The existence of any one or all of the above-listed factors is sufficient for bringing the dispute in question under the jurisdiction of the Qatari courts. Accordingly, where such circumstances exist, the effect of any clause referring disputes to a foreign court will be extinguished.
Conclusion – the effect in practice
Thus, contracting parties should be aware that the freedom and discretion to choose which court will have the jurisdiction to hear their contractual disputes is not unrestricted, and the express agreement of the parties is not conclusive. Contracting parties should expect, when agreeing on a foreign court, that such agreed choice may be rendered without effect in favour of the jurisdiction of the Qatari courts. So long as the Qatari court finds that the dispute in question is related to Qatar in one way or another, the dispute will be subject to the Qatari courts’ jurisdiction. This is regardless of the intentional non-conformity by one contracting party to the agreed jurisdiction clause. Such breach does not serve as grounds for defence and nor can a foreign jurisdiction clause be relied upon as an objection to the jurisdiction of the Qatari courts.
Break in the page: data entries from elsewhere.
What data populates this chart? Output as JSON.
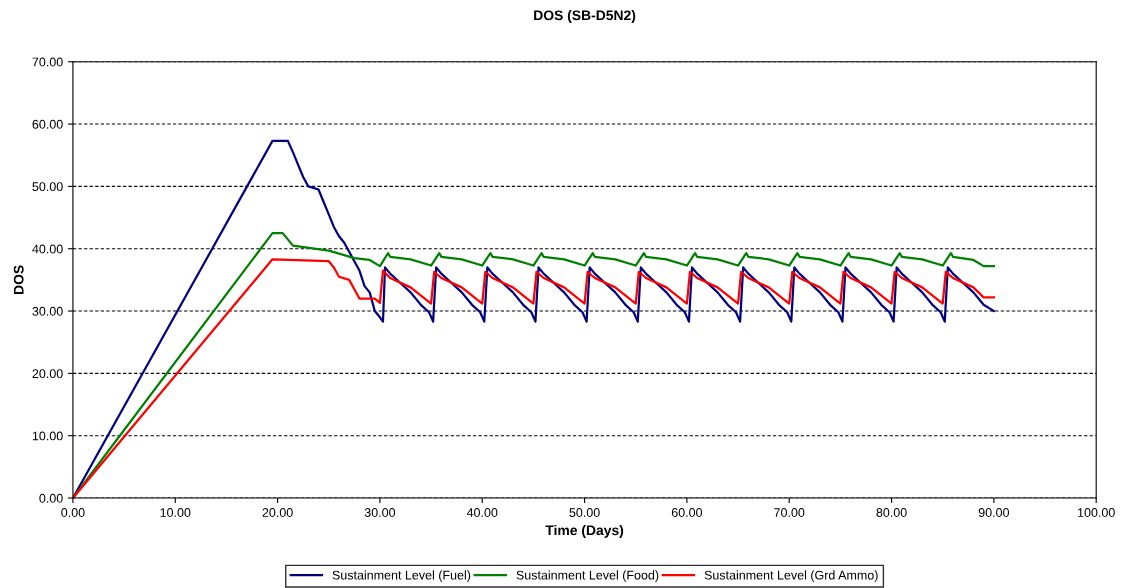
{
  "chart_data": {
    "type": "line",
    "title": "DOS (SB-D5N2)",
    "xlabel": "Time (Days)",
    "ylabel": "DOS",
    "xlim": [
      0,
      100
    ],
    "ylim": [
      0,
      70
    ],
    "xticks": [
      {
        "value": 0,
        "label": "0.00"
      },
      {
        "value": 10,
        "label": "10.00"
      },
      {
        "value": 20,
        "label": "20.00"
      },
      {
        "value": 30,
        "label": "30.00"
      },
      {
        "value": 40,
        "label": "40.00"
      },
      {
        "value": 50,
        "label": "50.00"
      },
      {
        "value": 60,
        "label": "60.00"
      },
      {
        "value": 70,
        "label": "70.00"
      },
      {
        "value": 80,
        "label": "80.00"
      },
      {
        "value": 90,
        "label": "90.00"
      },
      {
        "value": 100,
        "label": "100.00"
      }
    ],
    "yticks": [
      {
        "value": 0,
        "label": "0.00"
      },
      {
        "value": 10,
        "label": "10.00"
      },
      {
        "value": 20,
        "label": "20.00"
      },
      {
        "value": 30,
        "label": "30.00"
      },
      {
        "value": 40,
        "label": "40.00"
      },
      {
        "value": 50,
        "label": "50.00"
      },
      {
        "value": 60,
        "label": "60.00"
      },
      {
        "value": 70,
        "label": "70.00"
      }
    ],
    "grid": "y",
    "legend": "bottom",
    "marker": "none",
    "line_style": "solid",
    "series": [
      {
        "name": "Sustainment Level (Fuel)",
        "color": "#000080",
        "x": [
          0,
          19.5,
          21,
          21.5,
          22,
          22.5,
          23,
          24,
          24.5,
          25,
          25.5,
          26,
          26.5,
          27,
          27.5,
          28,
          28.5,
          29,
          29.5,
          30,
          30.3,
          30.5,
          31,
          32,
          33,
          34,
          34.8,
          35.2,
          35.5,
          36,
          37,
          38,
          39,
          39.8,
          40.2,
          40.5,
          41,
          42,
          43,
          44,
          44.8,
          45.2,
          45.5,
          46,
          47,
          48,
          49,
          49.8,
          50.2,
          50.5,
          51,
          52,
          53,
          54,
          54.8,
          55.2,
          55.5,
          56,
          57,
          58,
          59,
          59.8,
          60.2,
          60.5,
          61,
          62,
          63,
          64,
          64.8,
          65.2,
          65.5,
          66,
          67,
          68,
          69,
          69.8,
          70.2,
          70.5,
          71,
          72,
          73,
          74,
          74.8,
          75.2,
          75.5,
          76,
          77,
          78,
          79,
          79.8,
          80.2,
          80.5,
          81,
          82,
          83,
          84,
          84.8,
          85.2,
          85.5,
          86,
          87,
          88,
          89,
          90
        ],
        "values": [
          0,
          57.3,
          57.3,
          55.5,
          53.5,
          51.5,
          50,
          49.5,
          47.5,
          45.5,
          43.5,
          42,
          41,
          39.5,
          38,
          36.5,
          34,
          33,
          30,
          29,
          28.3,
          37,
          36,
          34.5,
          33,
          31,
          29.8,
          28.3,
          37,
          36,
          34.5,
          33,
          31,
          29.8,
          28.3,
          37,
          36,
          34.5,
          33,
          31,
          29.8,
          28.3,
          37,
          36,
          34.5,
          33,
          31,
          29.8,
          28.3,
          37,
          36,
          34.5,
          33,
          31,
          29.8,
          28.3,
          37,
          36,
          34.5,
          33,
          31,
          29.8,
          28.3,
          37,
          36,
          34.5,
          33,
          31,
          29.8,
          28.3,
          37,
          36,
          34.5,
          33,
          31,
          29.8,
          28.3,
          37,
          36,
          34.5,
          33,
          31,
          29.8,
          28.3,
          37,
          36,
          34.5,
          33,
          31,
          29.8,
          28.3,
          37,
          36,
          34.5,
          33,
          31,
          29.8,
          28.3,
          37,
          36,
          34.5,
          33,
          31,
          30
        ]
      },
      {
        "name": "Sustainment Level (Food)",
        "color": "#008000",
        "x": [
          0,
          19.5,
          20.5,
          21,
          21.5,
          25,
          27.5,
          29,
          30,
          30.8,
          31,
          33,
          35,
          35.8,
          36,
          38,
          40,
          40.8,
          41,
          43,
          45,
          45.8,
          46,
          48,
          50,
          50.8,
          51,
          53,
          55,
          55.8,
          56,
          58,
          60,
          60.8,
          61,
          63,
          65,
          65.8,
          66,
          68,
          70,
          70.8,
          71,
          73,
          75,
          75.8,
          76,
          78,
          80,
          80.8,
          81,
          83,
          85,
          85.8,
          86,
          88,
          89,
          90
        ],
        "values": [
          0,
          42.5,
          42.5,
          41.5,
          40.5,
          39.7,
          38.5,
          38.2,
          37.2,
          39.3,
          38.7,
          38.3,
          37.3,
          39.3,
          38.7,
          38.3,
          37.3,
          39.3,
          38.7,
          38.3,
          37.3,
          39.3,
          38.7,
          38.3,
          37.3,
          39.3,
          38.7,
          38.3,
          37.3,
          39.3,
          38.7,
          38.3,
          37.3,
          39.3,
          38.7,
          38.3,
          37.3,
          39.3,
          38.7,
          38.3,
          37.3,
          39.3,
          38.7,
          38.3,
          37.3,
          39.3,
          38.7,
          38.3,
          37.3,
          39.3,
          38.7,
          38.3,
          37.3,
          39.3,
          38.7,
          38.2,
          37.2,
          37.2
        ]
      },
      {
        "name": "Sustainment Level (Grd Ammo)",
        "color": "#ff0000",
        "x": [
          0,
          19.5,
          25,
          25.5,
          26,
          27,
          27.5,
          28,
          29.5,
          30,
          30.3,
          31,
          33,
          35,
          35.3,
          36,
          38,
          40,
          40.3,
          41,
          43,
          45,
          45.3,
          46,
          48,
          50,
          50.3,
          51,
          53,
          55,
          55.3,
          56,
          58,
          60,
          60.3,
          61,
          63,
          65,
          65.3,
          66,
          68,
          70,
          70.3,
          71,
          73,
          75,
          75.3,
          76,
          78,
          80,
          80.3,
          81,
          83,
          85,
          85.3,
          86,
          88,
          89,
          90
        ],
        "values": [
          0,
          38.3,
          38,
          37,
          35.5,
          35,
          33.5,
          32,
          32,
          31.3,
          36.5,
          35.3,
          33.8,
          31.2,
          36.3,
          35.3,
          33.8,
          31.2,
          36.3,
          35.3,
          33.8,
          31.2,
          36.3,
          35.3,
          33.8,
          31.2,
          36.3,
          35.3,
          33.8,
          31.2,
          36.3,
          35.3,
          33.8,
          31.2,
          36.3,
          35.3,
          33.8,
          31.2,
          36.3,
          35.3,
          33.8,
          31.2,
          36.3,
          35.3,
          33.8,
          31.2,
          36.3,
          35.3,
          33.8,
          31.2,
          36.3,
          35.3,
          33.8,
          31.2,
          36.3,
          35.3,
          33.8,
          32.2,
          32.2
        ]
      }
    ]
  }
}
It is for contracting parties to consider, when deciding on dispute resolution clauses, whether the materialisation of such circumstances poses any real risk to their ability to pursue their claims. Contracting parties must consider that such risk includes matters of enforcement. Where a foreign court has heard a dispute which is related to Qatar and issues a judgment on the same, such judgment may be rendered unenforceable on the basis that it was the Qatari courts, and not the foreign court, which held the real authority to hear the dispute in question. This can be done in hindsight – in other words, such objection to the foreign courts jurisdiction will be valid even if, at the time of the proceedings, both parties had bilaterally decided to refer to the foreign court.
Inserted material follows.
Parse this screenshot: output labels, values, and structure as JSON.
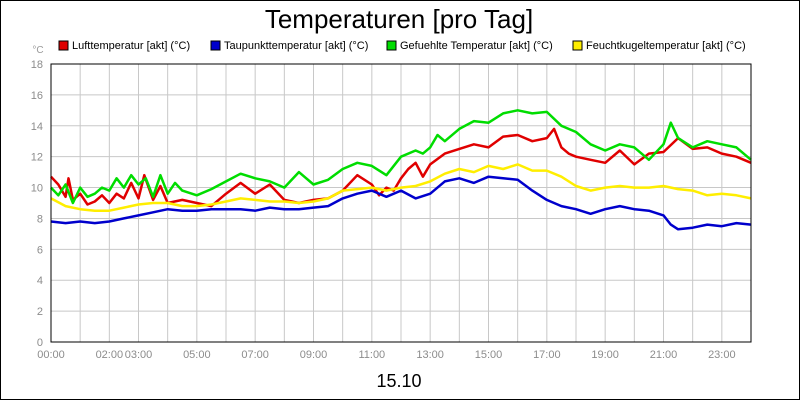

That is not to say that the option to choose a non-Qatari court as the competent court to hear contractual disputes is not available. Contracting parties may opt for foreign jurisdiction, however, as can be seen, such option is only available where the dispute in question is not ‘linked’ to Qatar. Otherwise, for the avoidance of the above-discussed outcomes, contracting parties may choose instead to refer their Qatar-related disputes to arbitration, where the implications of sovereignty do not apply.